I don’t know what it is about weddings but they bring out the crazy in us. I have not been to a lot of weddings in my life. Mine was the generation that rejected big weddings and marriage in our rebellion against patriarchal convention.
After living together for 8 years, Dan and I threw our wedding together in a matter of four weeks. We had just gone through a year long custody battle that left us broke and exhausted but excited to have Dan’s daughter, Rebecca, back in our lives. We wanted to get married to demonstrate to her that we intended to stay together; to be a family for a long time. So, I bought a white dress that was on sale for $40, we borrowed the community room in a friend’s housing co-op, we borrowed tables from the union I worked for, we put a few music tapes together, we invited a small number of family and friends with invites that we photocopied ourselves, and we threw our own little wedding for less than $1000. It was all we could afford financially after blowing $100,000 on legal fees, and after the year we had been through, it was all we could manage emotionally. We had a Minister from a Unitarian Church do a ceremony for us with passages that we wrote our selves.
But still, this tiny wedding brought out the crazy in people. Dan had an Aunt who refused to come because she felt that we had not made enough of an effort to visit her over the last year. The fact that we were fighting a custody battle to protect Dan’s daughter from sexual abuse seemed to be lost on her. One relative was upset that I did not invite our cousins. We drew the line at Aunts and Uncles to keep the numbers below 50; extending an invite to cousins would expand the numbers much closer to 100. My Italian grandmother was upset that we were not getting married in a church; that the wedding was so small; and that we were not having a proper wedding with bridesmaids and all of the other trappings. But I remember Dan’s sister saying to me quietly that it was the most beautiful wedding she had ever been to.

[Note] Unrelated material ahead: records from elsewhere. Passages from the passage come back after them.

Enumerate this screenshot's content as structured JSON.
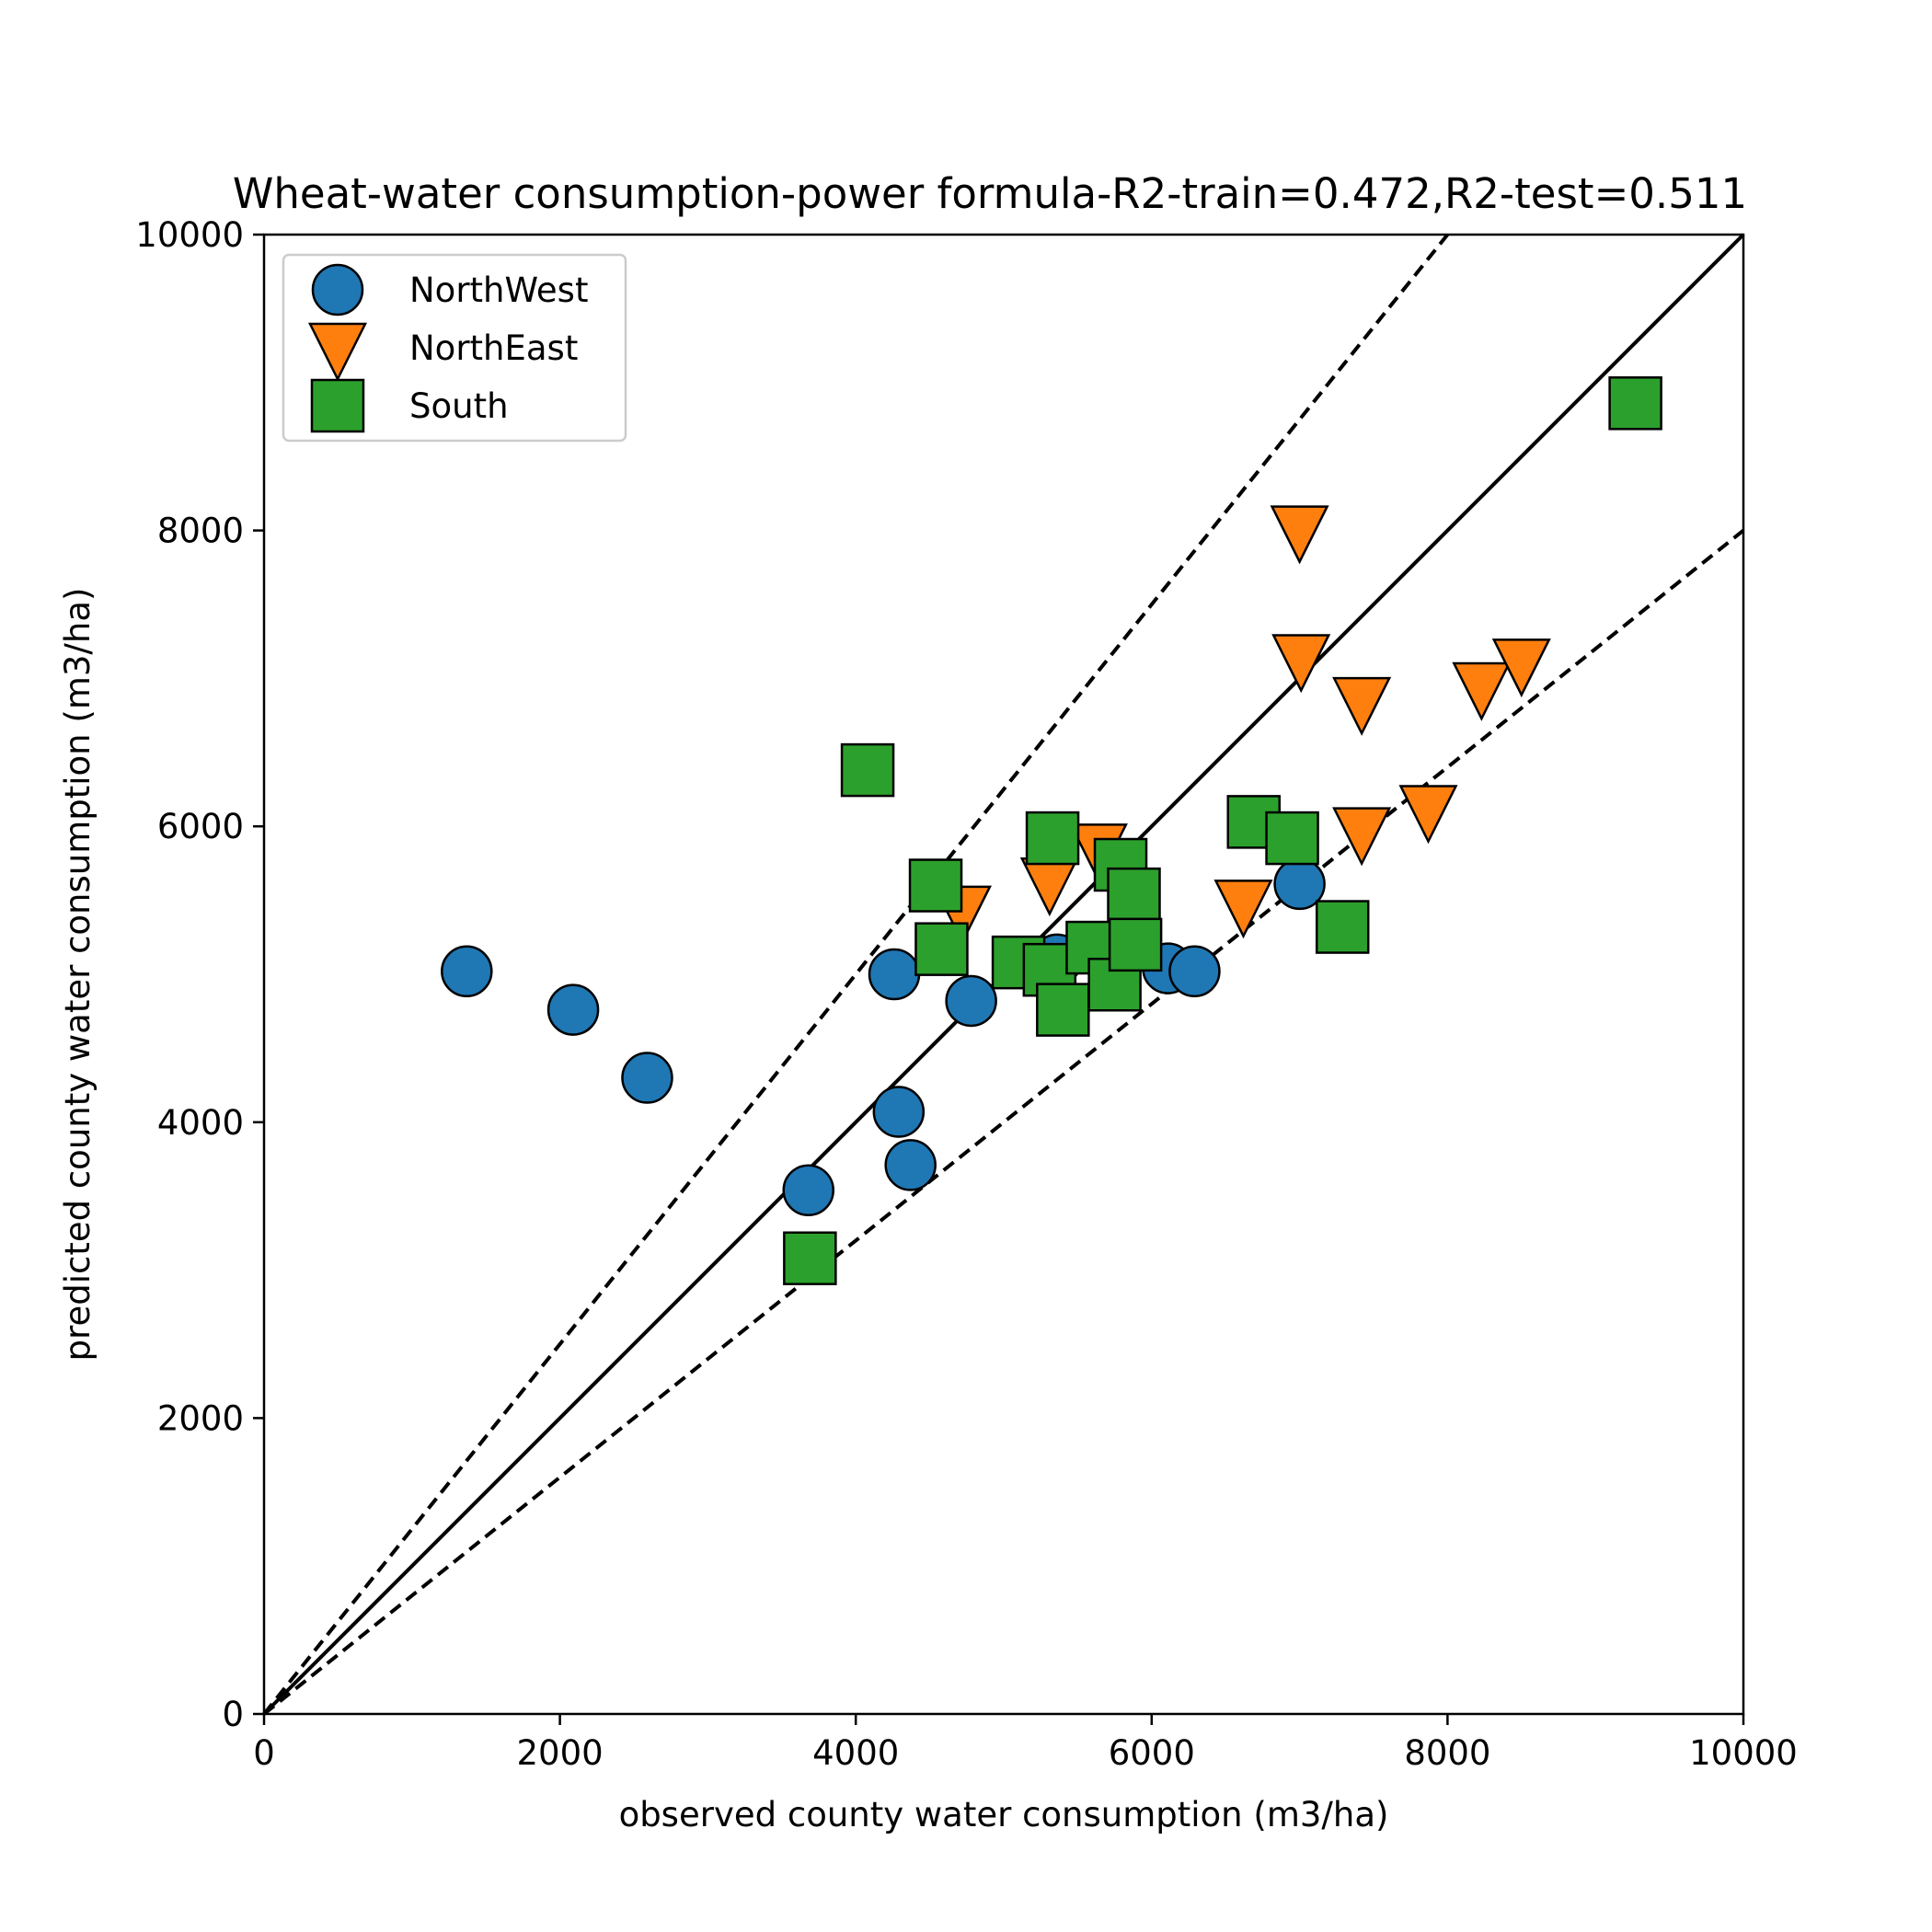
{
  "chart_data": {
    "type": "scatter",
    "title": "Wheat-water consumption-power formula-R2-train=0.472,R2-test=0.511",
    "xlabel": "observed county water consumption (m3/ha)",
    "ylabel": "predicted county water consumption (m3/ha)",
    "xlim": [
      0,
      10000
    ],
    "ylim": [
      0,
      10000
    ],
    "xticks": [
      "0",
      "2000",
      "4000",
      "6000",
      "8000",
      "10000"
    ],
    "yticks": [
      "0",
      "2000",
      "4000",
      "6000",
      "8000",
      "10000"
    ],
    "grid": false,
    "legend_position": "top-left",
    "reference_lines": [
      {
        "style": "solid",
        "slope": 1.0
      },
      {
        "style": "dashed",
        "slope": 1.25
      },
      {
        "style": "dashed",
        "slope": 0.8
      }
    ],
    "series": [
      {
        "name": "NorthWest",
        "marker": "circle",
        "color": "#1f77b4",
        "points": [
          [
            1370,
            5020
          ],
          [
            2090,
            4760
          ],
          [
            2590,
            4300
          ],
          [
            3680,
            3540
          ],
          [
            4260,
            5000
          ],
          [
            4290,
            4070
          ],
          [
            4370,
            3710
          ],
          [
            4780,
            4820
          ],
          [
            5360,
            5100
          ],
          [
            6110,
            5040
          ],
          [
            6290,
            5020
          ],
          [
            7000,
            5610
          ]
        ]
      },
      {
        "name": "NorthEast",
        "marker": "triangle-down",
        "color": "#ff7f0e",
        "points": [
          [
            4720,
            5430
          ],
          [
            5310,
            5620
          ],
          [
            5640,
            5850
          ],
          [
            6620,
            5470
          ],
          [
            7000,
            8000
          ],
          [
            7010,
            7130
          ],
          [
            7420,
            6840
          ],
          [
            7420,
            5960
          ],
          [
            7870,
            6110
          ],
          [
            8230,
            6940
          ],
          [
            8500,
            7100
          ]
        ]
      },
      {
        "name": "South",
        "marker": "square",
        "color": "#2ca02c",
        "points": [
          [
            3690,
            3080
          ],
          [
            4080,
            6380
          ],
          [
            4540,
            5600
          ],
          [
            4580,
            5170
          ],
          [
            5100,
            5080
          ],
          [
            5310,
            5030
          ],
          [
            5330,
            5920
          ],
          [
            5400,
            4760
          ],
          [
            5600,
            5180
          ],
          [
            5750,
            4930
          ],
          [
            5790,
            5740
          ],
          [
            5880,
            5540
          ],
          [
            5890,
            5200
          ],
          [
            6690,
            6030
          ],
          [
            6950,
            5920
          ],
          [
            7290,
            5320
          ],
          [
            9270,
            8860
          ]
        ]
      }
    ]
  }
}
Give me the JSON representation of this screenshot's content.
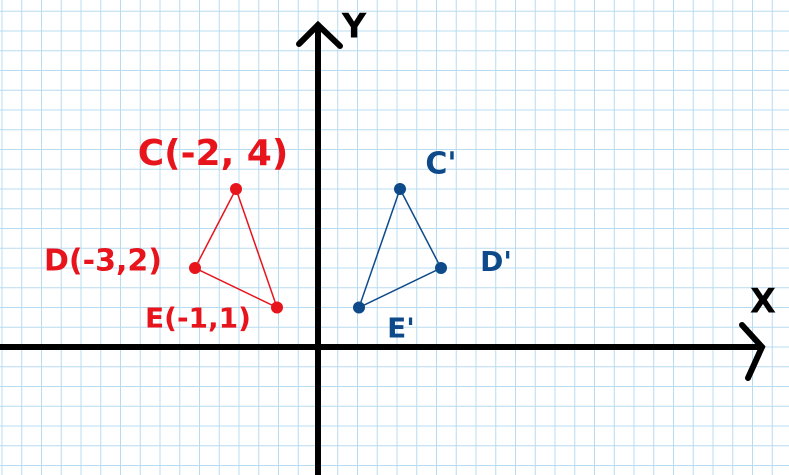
{
  "axes": {
    "x_label": "X",
    "y_label": "Y"
  },
  "triangles": [
    {
      "color": "#e8141c",
      "points": [
        {
          "label": "C(-2, 4)",
          "x": -2,
          "y": 4
        },
        {
          "label": "D(-3,2)",
          "x": -3,
          "y": 2
        },
        {
          "label": "E(-1,1)",
          "x": -1,
          "y": 1
        }
      ]
    },
    {
      "color": "#0e4a8a",
      "points": [
        {
          "label": "C'",
          "x": 2,
          "y": 4
        },
        {
          "label": "D'",
          "x": 3,
          "y": 2
        },
        {
          "label": "E'",
          "x": 1,
          "y": 1
        }
      ]
    }
  ]
}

This is all coming back to me now as we prepare to head south for Rebecca’s wedding. It has been a stressful week for the entire family. My son and daughter are going crazy; wrapping up papers and assignments for their final and first years in university. The wedding will fall in the last week of their school terms just before their exams start. The timing could not be worse for them.
Dan and I have been scrambling to take care of all the little details; plane tickets and accommodation, wedding gifts and cards, suits and dresses, high heals and pedicures. We have each taken turns having melt-down about suits that look worn and dresses that don’t fit well. It seems that weddings evoke all of our worse fears; strip back the years; melt all of our armour. They force us to face the passage of time; to re-examine the years; to re-evaluate our lives.
As we flipped through our family albums, selecting photos for Rebecca, we saw our youth pass before our eyes; we remembered friends who have drifted out of our lives, family members who have passed on, and wonderful times that we have spent with our children. When we were done, I said to Dan, “We have had a really good life together”. Dan laughed and replied, “You make it sound like it is over.” And it isn’t, but a child’s wedding, which marks a new beginning for them, also marks an ending for us. And maybe that is the source of all the crazy?